The deaths of three recent patients at the Washington DC VA Medical Center are raising questions about whether the medical center thoroughly checks on its patients after discharge.
In each of the deaths, family members reported failures by the VA to follow through on medical issues raised by patients in the days after treatment or consults.
Officials at the medical center acknowledge its failures in handling the three cases, but declined to offer details about the cases. Internal VA records obtained by the News4 I-Team and interviews with families of two of the patients reveal how breakdowns occurred.

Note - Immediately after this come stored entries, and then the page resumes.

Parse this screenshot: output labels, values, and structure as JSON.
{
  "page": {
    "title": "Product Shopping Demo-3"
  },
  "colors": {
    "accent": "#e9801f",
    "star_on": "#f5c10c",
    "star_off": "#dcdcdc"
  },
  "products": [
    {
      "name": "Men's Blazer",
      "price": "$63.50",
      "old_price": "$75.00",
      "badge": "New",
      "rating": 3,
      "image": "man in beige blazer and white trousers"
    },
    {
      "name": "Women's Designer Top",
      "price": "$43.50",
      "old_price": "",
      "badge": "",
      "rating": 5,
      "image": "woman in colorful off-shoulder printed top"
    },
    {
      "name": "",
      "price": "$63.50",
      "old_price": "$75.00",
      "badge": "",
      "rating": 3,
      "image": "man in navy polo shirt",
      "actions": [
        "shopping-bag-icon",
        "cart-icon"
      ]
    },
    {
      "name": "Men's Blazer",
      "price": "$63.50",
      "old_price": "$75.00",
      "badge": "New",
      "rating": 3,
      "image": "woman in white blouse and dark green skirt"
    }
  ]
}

In a February case, a Fairfax County, Virginia, veteran sought to be admitted to the hospital, citing drug withdrawal, panic attacks and acute pain. An internal report on the man’s case said the hospital declined to admit the man and scheduled him instead for an outpatient appointment later in the week. The internal report said the man was not a patient of the medical center’s suicide prevention team, therefore they didn’t follow up on him. The report said the man had not received psychiatric care at the DC VA Medical Center since 2014.
According to the report, the man’s wife found him dead of a gunshot wound in their home one week later. Police and fire reports said the shooting was a suicide. According to the internal VA report, the man’s wife “expressed her concern that veteran was not hospitalized” on the day of his visit to the medical center’s emergency room a week earlier.
Through an attorney, the woman declined requests to speak with the I-Team.
Medical Center Director Michael Heimall did not discuss the details of the case.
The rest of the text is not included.